L’Ape musicale

rivista di musica, arti, cultura

 

Il grande Pan è vivo

di Roberta Pedrotti

In un recital straordinario coprodotto dal Maggio Fiorentino e dagli Amici della musica di Firenze, Yo-Yo Ma offre la più limpita dimostrazione di cosa significhi essere un mito vivente autentico e adamantino.

FIRENZE, 14 giugno 2025 - Non una sola standing ovation, ma due, cominciando già subito dopo la prima parte del concerto: il pubblico della Sala Mehta non si trattiene e balza in piedi all'istante fra acclamazioni e frenetico battimani. Tutti per Yo-Yo Ma, al centro del palco sgombro con la sua seggiolina e il suo Stradivari: un puntino immenso, distillato di quei crismi eccezionali che di tanto in tanto la natura concentra in un unico individuo. Quando si svendono iperboli e superlativi, non fa male ritrovarsi di fronte chi se li meriterebbe tutti, ma in grado tale da renderli pleonastici e superflui almeno quanto altrove lambiscono l'eccesso e finanche il ridicolo. Non fa male ritrovarsi qui a rimettere in ordine le scale di valori e ricordare quante siano le sfumature di qualità, anche eccelsa, da cui emergono le gemme più rare.

Settant'anni di cui sessantasei passati con lo strumento fra le braccia, Yo-Yo Ma: si potrebbe anche esser propensi a inchinarsi all'ostensione del mito condonando qualche occasionale appannamento. Ma qui non c'è nulla che si appanni, il Grande Pan è vivo, vegeto, più lucido che mai nella mente e nelle mani.

Ben tre Suite complete di Bach (la prima, la terza e la sesta), la Sonata di George Crumb, un pizzico di Morricone (stupisce la sala attaccando a sorpresa Gabriel's oboe in apertura), Summer in the High Grassland di Zhao Jiping, l'Allegretto dalla Partita per violoncello solo op.1 di Ahmet Adnan Saygun: si sfiorano le due ore di musica con il bis (una trascrizione dalla Sinfonia dal nuovo mondo di Dvořák, come a chiudere il cerchio di una vita e di radici fra Cina, Europa e Stati Uniti) e non c'è mai un calo di tensione, mai un piccolo momento di distrazione.

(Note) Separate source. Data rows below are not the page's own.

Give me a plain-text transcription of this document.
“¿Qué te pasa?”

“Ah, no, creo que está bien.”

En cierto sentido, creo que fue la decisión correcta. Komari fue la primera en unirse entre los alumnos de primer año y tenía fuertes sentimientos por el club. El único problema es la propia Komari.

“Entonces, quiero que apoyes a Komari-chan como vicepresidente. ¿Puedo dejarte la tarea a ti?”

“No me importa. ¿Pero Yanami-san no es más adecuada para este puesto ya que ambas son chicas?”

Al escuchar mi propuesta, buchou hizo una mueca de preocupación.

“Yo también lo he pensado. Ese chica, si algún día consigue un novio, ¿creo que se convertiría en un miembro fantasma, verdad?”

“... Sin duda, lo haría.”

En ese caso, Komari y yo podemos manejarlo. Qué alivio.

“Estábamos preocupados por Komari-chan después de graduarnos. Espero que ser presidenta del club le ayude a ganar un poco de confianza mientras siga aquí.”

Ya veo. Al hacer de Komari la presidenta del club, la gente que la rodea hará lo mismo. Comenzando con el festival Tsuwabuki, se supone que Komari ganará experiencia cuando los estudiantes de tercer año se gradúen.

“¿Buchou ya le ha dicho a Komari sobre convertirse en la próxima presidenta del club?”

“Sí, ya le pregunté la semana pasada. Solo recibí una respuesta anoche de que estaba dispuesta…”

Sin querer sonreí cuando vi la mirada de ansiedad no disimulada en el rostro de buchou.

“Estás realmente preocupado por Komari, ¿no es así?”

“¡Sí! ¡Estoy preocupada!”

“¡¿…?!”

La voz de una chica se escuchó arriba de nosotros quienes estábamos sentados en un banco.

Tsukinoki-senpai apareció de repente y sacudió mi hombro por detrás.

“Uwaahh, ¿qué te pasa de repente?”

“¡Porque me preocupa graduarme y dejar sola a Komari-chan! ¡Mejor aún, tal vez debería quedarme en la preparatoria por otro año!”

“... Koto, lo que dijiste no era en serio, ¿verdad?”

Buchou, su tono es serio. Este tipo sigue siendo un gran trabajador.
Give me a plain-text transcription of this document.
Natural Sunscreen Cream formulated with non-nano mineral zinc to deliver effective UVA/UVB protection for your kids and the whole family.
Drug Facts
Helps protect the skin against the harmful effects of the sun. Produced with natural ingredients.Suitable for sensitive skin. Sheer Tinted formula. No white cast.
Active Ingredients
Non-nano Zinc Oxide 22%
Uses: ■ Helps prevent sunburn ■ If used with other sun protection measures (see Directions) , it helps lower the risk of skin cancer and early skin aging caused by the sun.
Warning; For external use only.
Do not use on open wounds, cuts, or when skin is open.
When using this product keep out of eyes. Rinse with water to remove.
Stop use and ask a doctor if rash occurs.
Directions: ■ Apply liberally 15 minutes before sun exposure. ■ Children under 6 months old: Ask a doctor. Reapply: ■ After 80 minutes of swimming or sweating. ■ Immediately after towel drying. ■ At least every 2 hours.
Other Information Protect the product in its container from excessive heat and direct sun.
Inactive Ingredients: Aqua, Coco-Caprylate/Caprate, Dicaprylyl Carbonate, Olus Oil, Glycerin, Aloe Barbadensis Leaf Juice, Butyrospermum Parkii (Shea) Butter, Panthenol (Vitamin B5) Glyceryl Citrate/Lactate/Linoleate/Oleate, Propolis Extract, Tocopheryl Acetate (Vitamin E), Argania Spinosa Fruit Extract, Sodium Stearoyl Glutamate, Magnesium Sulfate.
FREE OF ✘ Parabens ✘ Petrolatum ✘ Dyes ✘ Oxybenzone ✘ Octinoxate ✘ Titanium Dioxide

Suona sempre, rigorosamente a memoria, in una concentrazione perfetta che tuttavia, invece di isolarlo, lo mantiene sempre in stretta comunicazione con il pubblico, come se il suo sguardo incrociasse sempre consapevole quello di ciascuno, pronto e complice.

Esattamente come nella polifonia bachiana le diverse dimensioni e direzioni fioriscono fra perfetta autonomia e non meno perfetta armonia e simbiosi, così Yo-Yo Ma appare come un contrappunto vivente di empatia e autocontrollo, di lucidissima, quasi inumana precisione esecutiva e vertiginosa trasparenza di lettura, di comunicativa e rigore, di varietà di tocco, colore e dinamica condensata in un sottilissimo gioco di sfumature fra continuità di gusto e proprietà di stile. Ogni pagina viene definita nella sua identità, ma il Settecento tedesco, l'omaggio turco a Schiller, le suggestioni sonore della via della seta o il Novecento statunitense fanno comunque parte di un più ampio abbraccio universale, possono dialogare, scambiarsi suggestioni, essere universali, eterni, umani, condividere una sorta di pulsazione interna che si declina nelle peculiarità e nelle necessità di ogni pezzo. E tutto, tutto appare di disarmante facilità, sia l'intreccio delle voci, sia l'articolazione dei tempi di danza, la tornitura delle idee melodiche, di ritmo e metro, sia la complessità tecnica di un repertorio che va dal barocco al contemporaneo senza lesinare in virtuosismo, sia la presenza indefettibile del legato nel più ampio spettro dinamico. Sembra tutto così facile da essere pure limpido come l'acqua di fonte ai nostri occhi e ai nostri orecchi, abbastanza per capire che così facile non è, anzi. Ed è proprio la scintilla fra la naturalezza impeccabile di dita e arco e tutta la ricchezza e complessità che rivelano a incendiare la sala, sul crinale fra contrappunto e danza, spirito e materia, tecnica trascendentale e affabilità melodica.

Non capita spesso di condividere a tal grado un silenzio fremente e di farlo esplodere poi tutti insieme in un boato come se fossimo tutti uno e insieme con la mente, le mani e il cuore che da un solo strumento creano un mondo in due ore. Questo, signori, significa esser grandi sul serio e non sono in molti a potersi dir tali sul serio.